1. Field of the Invention
The present invention relates to a capacitor for use in various types of electronic devices, on-vehicle devices, or the like.
2. Background Art
FIG. 7 is a sectional view of a typical electric double layer capacitor. As show in FIG. 7, capacitor element 10 has hollow portion 10a. FIG. 8 is a development of a typical electric double layer capacitor element. Capacitor element 10 is formed by winding a pair of positive electrode and a negative electrode each of which has polarized electrode layers 25 formed on current collector 27 made of an aluminum foil so that the positive electrode and the negative electrode are displaced in opposite directions each other and separators 26 are interposed between the electrodes. The positive electrode and the negative electrode are electrically extracted from end faces 21b and 21c, respectively, of capacitor element 10.
As show in FIG. 7, bottomed, cylindrical, metallic case 11 made of aluminum that houses capacitor element 10 together with a driving electrolytic solution (not shown) has protrusion 11a provided on the inner bottom face thereof. Further, protrusion 11a is assembled so as to be fitted in hollow portion 10a of capacitor element 10. The end face of the negative electrode side of capacitor element 10 inserted in metallic case 11 is mechanically and electrically connected to the inner bottom face of metallic case 11 by such a means as laser welding. Wrung part 11b having a V-shaped section that is formed on metallic case 11 presses and holds the circumference of the end face of capacitor element 10 on the upper side in the drawing, from the outward direction.
Terminal plate 12 made of aluminum includes the following elements: positive terminal 12a for external connection that is integrally formed with terminal plate 12 on the outer side thereof; junction part 12b provided on the inner side of terminal plate 12 and connected to the end face on the positive side of capacitor element 10; and projection 12c fitted in hollow portion 10a of capacitor 10. The end face of capacitor element 10 on the positive side is mechanically and electrically connected to junction part 12b by joining, using such a means as laser welding.
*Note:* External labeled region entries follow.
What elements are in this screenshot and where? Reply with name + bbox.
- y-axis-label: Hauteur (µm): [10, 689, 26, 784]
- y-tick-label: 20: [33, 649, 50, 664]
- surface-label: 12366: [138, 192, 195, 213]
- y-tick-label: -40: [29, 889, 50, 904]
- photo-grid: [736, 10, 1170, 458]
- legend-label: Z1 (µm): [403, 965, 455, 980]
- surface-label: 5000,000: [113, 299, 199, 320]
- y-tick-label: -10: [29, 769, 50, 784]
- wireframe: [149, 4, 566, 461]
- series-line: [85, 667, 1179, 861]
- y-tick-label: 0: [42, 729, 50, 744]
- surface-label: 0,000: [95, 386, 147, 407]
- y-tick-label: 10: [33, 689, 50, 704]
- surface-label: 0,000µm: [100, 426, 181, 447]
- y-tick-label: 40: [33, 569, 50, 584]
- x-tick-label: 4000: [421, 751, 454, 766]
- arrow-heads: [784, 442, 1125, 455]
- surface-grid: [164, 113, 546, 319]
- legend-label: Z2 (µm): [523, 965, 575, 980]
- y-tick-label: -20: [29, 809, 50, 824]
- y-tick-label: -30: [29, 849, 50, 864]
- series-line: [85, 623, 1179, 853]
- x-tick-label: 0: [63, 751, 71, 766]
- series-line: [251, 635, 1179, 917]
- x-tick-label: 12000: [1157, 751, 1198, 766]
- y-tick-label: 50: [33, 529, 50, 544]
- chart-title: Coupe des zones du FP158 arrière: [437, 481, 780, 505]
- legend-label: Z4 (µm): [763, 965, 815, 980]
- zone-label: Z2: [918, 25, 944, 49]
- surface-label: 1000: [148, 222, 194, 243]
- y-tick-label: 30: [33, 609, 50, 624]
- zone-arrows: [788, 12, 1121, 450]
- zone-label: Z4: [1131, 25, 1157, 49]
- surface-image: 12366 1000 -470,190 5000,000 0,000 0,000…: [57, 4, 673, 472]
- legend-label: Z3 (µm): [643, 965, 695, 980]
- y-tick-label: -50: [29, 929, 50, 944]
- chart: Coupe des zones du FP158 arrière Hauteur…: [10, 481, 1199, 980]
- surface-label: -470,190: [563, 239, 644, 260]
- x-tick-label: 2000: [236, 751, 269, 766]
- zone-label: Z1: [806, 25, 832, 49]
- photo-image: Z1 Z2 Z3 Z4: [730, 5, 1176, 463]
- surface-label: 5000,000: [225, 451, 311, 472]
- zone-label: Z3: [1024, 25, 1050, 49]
Insulating ring 13 is disposed on the top end of wrung part 11b formed on metallic case 11. Insulating ring 13 is formed from the portion between the inner face of metallic case 11 and the outer peripheral surface of terminal plate 12 so as to lead to a part of the inner circumference of terminal plate 12. Thereby, insulating ring 13 keeps electrical insulation between terminal plate 12 and metallic case 11.
Ring-shaped sealing rubber 14 made of an insulating rubber is disposed along the circumference of the surface of terminal plate 12. By a process of forming curled portion 11c so that curled portion 11c is caught by the opening of metallic case 11 via sealing rubber 14 (generally referred to as a curling process), capacitor element 10 is sealed. The stress of sealing rubber 14 generated by wedging engagement of the tip of curled portion 11c to the top face of sealing rubber 14 is used to ensure air tightness and prevent fluid leakage of the driving electrolytic solution.
In the conventional capacitor, fluid leakage of the driving electrolytic solution housed in metallic case 11 together with capacitor element 10 needs to be prevented. For this purpose, terminal plate 12 is disposed in the opening of metallic case 11, and sealing is attained by curled portion 11c that is formed by curling the opening of metallic case 11 via sealing rubber 14 disposed along the circumference of the surface of terminal plate 12. However, in a capacitor mechanically sealed in this manner, capacitor element 10 generates heat, when the capacitor is used in a severe environment or conditions, or undergoes continuous life tests. A resulting increase in the temperature of the driving electrolytic solution increases the pressure in metallic case 11, and in the worst case, the fluid leakage of the driving electrolytic solution causes a short circuit.